The headlines jostle for space alongside other stories of women’s oppression and abuse: Olympic speed skater Elise Christie speaks for the first time about her experience of being drugged and raped, while Britney Spears continues the battle to free herself from a conservatorship many consider to be abusive and unnecessary, imposed by her own father.
Around the world, the chasm of gender inequality yawns: we see women in Texas railing against a new abortion law that has gutted their rights to control their own bodies; girls in Afghanistan prevented from returning to school; a leading Chinese feminist and labour rights activist missing, feared detained.
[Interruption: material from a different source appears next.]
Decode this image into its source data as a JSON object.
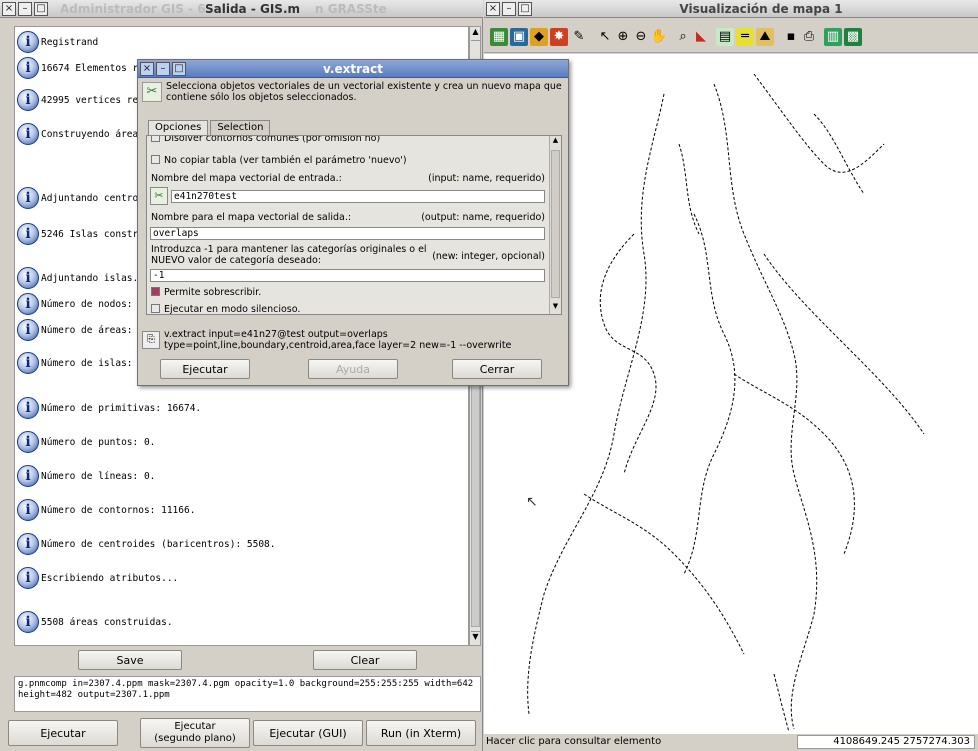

It is desperately painful for many women to read these stories: to be confronted with the reality of our own oppression every time we turn on the news or look at social media. For survivors of sexual and domestic abuse, the stories may trigger debilitating flashbacks and PTSD. For those thinking of their own ‘near misses’ and experiences of being followed, harassed, flashed at, it is a time of fury, of mourning, of all-consuming grief. We are exhausted by the constant reminders of our lack of safety, the dangers we face on a daily basis. Every woman I know is herself a survivor of some kind of sexual harassment, assault or abuse. An ongoing, unacknowledged, unresolved, collective trauma.
Every woman I know is herself a survivor of some kind of sexual harassment, assault or abuse. An ongoing, unacknowledged, unresolved, collective trauma.
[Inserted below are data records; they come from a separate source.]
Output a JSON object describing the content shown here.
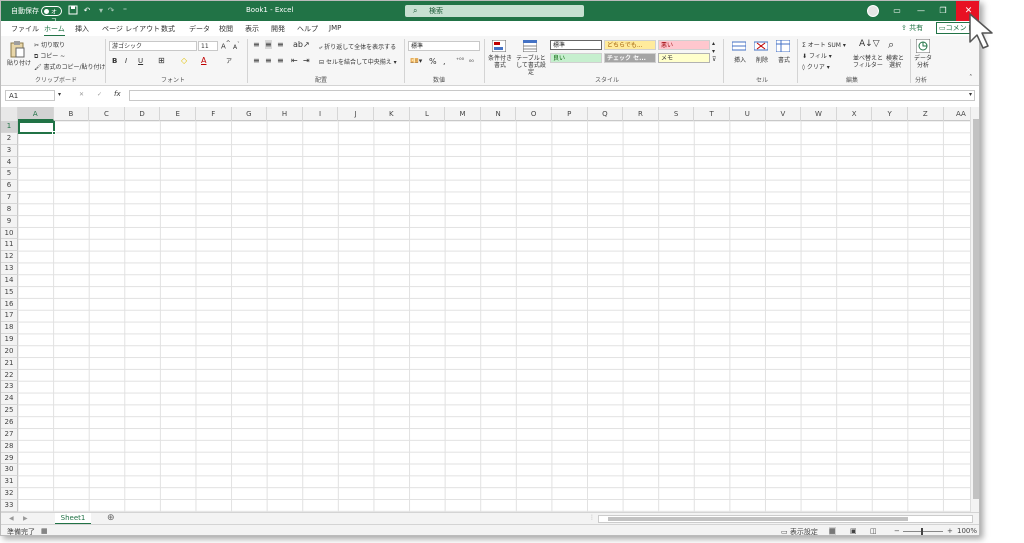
{
  "titlebar": {
    "autosave_label": "自動保存",
    "autosave_state": "オフ",
    "title": "Book1  -  Excel",
    "search_placeholder": "検索",
    "close_glyph": "✕"
  },
  "tabs": [
    "ファイル",
    "ホーム",
    "挿入",
    "ページ レイアウト",
    "数式",
    "データ",
    "校閲",
    "表示",
    "開発",
    "ヘルプ",
    "JMP"
  ],
  "active_tab": "ホーム",
  "share_label": "共有",
  "comment_label": "コメント",
  "ribbon": {
    "clipboard": {
      "paste": "貼り付け",
      "cut": "切り取り",
      "copy": "コピー ~",
      "format_painter": "書式のコピー/貼り付け",
      "label": "クリップボード"
    },
    "font": {
      "font_name": "游ゴシック",
      "font_size": "11",
      "label": "フォント"
    },
    "alignment": {
      "wrap": "折り返して全体を表示する",
      "merge": "セルを結合して中央揃え",
      "label": "配置"
    },
    "number": {
      "format": "標準",
      "label": "数値"
    },
    "styles": {
      "cond_format": "条件付き書式",
      "table_format": "テーブルとして書式設定",
      "cells": [
        "標準",
        "どちらでも...",
        "悪い",
        "良い",
        "チェック セ...",
        "メモ"
      ],
      "label": "スタイル"
    },
    "cells": {
      "insert": "挿入",
      "delete": "削除",
      "format": "書式",
      "label": "セル"
    },
    "editing": {
      "autosum": "オート SUM",
      "fill": "フィル",
      "clear": "クリア",
      "sort": "並べ替えと フィルター",
      "find": "検索と 選択",
      "label": "編集"
    },
    "analysis": {
      "data_analysis": "データ 分析",
      "label": "分析"
    }
  },
  "formula_bar": {
    "name_box": "A1",
    "fx": "fx"
  },
  "columns": [
    "A",
    "B",
    "C",
    "D",
    "E",
    "F",
    "G",
    "H",
    "I",
    "J",
    "K",
    "L",
    "M",
    "N",
    "O",
    "P",
    "Q",
    "R",
    "S",
    "T",
    "U",
    "V",
    "W",
    "X",
    "Y",
    "Z",
    "AA"
  ],
  "rows": [
    "1",
    "2",
    "3",
    "4",
    "5",
    "6",
    "7",
    "8",
    "9",
    "10",
    "11",
    "12",
    "13",
    "14",
    "15",
    "16",
    "17",
    "18",
    "19",
    "20",
    "21",
    "22",
    "23",
    "24",
    "25",
    "26",
    "27",
    "28",
    "29",
    "30",
    "31",
    "32",
    "33"
  ],
  "sheet_tab": "Sheet1",
  "status": {
    "ready": "準備完了",
    "display_settings": "表示設定",
    "zoom": "100%"
  },
  "colors": {
    "accent": "#217346",
    "close": "#e81123"
  }
}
What makes it all much worse is the sense that even now: even as these stories follow each other thick and fast on the nightly news, still we are being told that women themselves are responsible for fixing the problem. Still there doesn’t seem to be accountability or even acknowledgement of the fact that these are institutionalised problems that must have systemic solutions. It is like we are being gaslit on a mass scale.
As the news breaks that Everard’s killer Wayne Couzens was involved in a racist, homophobic and misogynistic WhatsApp groupwhere he allegedly exchanged 'discriminatory' messages with five other officers, still there hasn’t been an acknowledgement from the police that this is a systemic problem, not a case of one ‘bad apple’. Even worse, on the same day this information emerges, police are busy absurdly advising women to try to flag down a passing bus if they feel unsafe in an interaction with a lone police officer and to be'streetwise' about when they can be arrested.
Even now, even in the midst of all this, we are still adding to the ridiculous, endless list of ways in which women are supposedly responsible for ‘protecting ourselves’ from kidnap, rape and murder.
Don’t tell me we should look after each other, or practice self-care, or any other solution that depends on yet more effort and accountability on the part of women. What would help would be the recognition that this is an epidemic. For police never again to describe the death of a woman every three days at the hands of a man as an ‘isolated incident’. An acknowledgement of enormous, structural failings in the police force and an independent inquiry into institutionalised misogyny. A hot bath and a candle isn’t going to make me feel any better. Only accountability and systemic action will.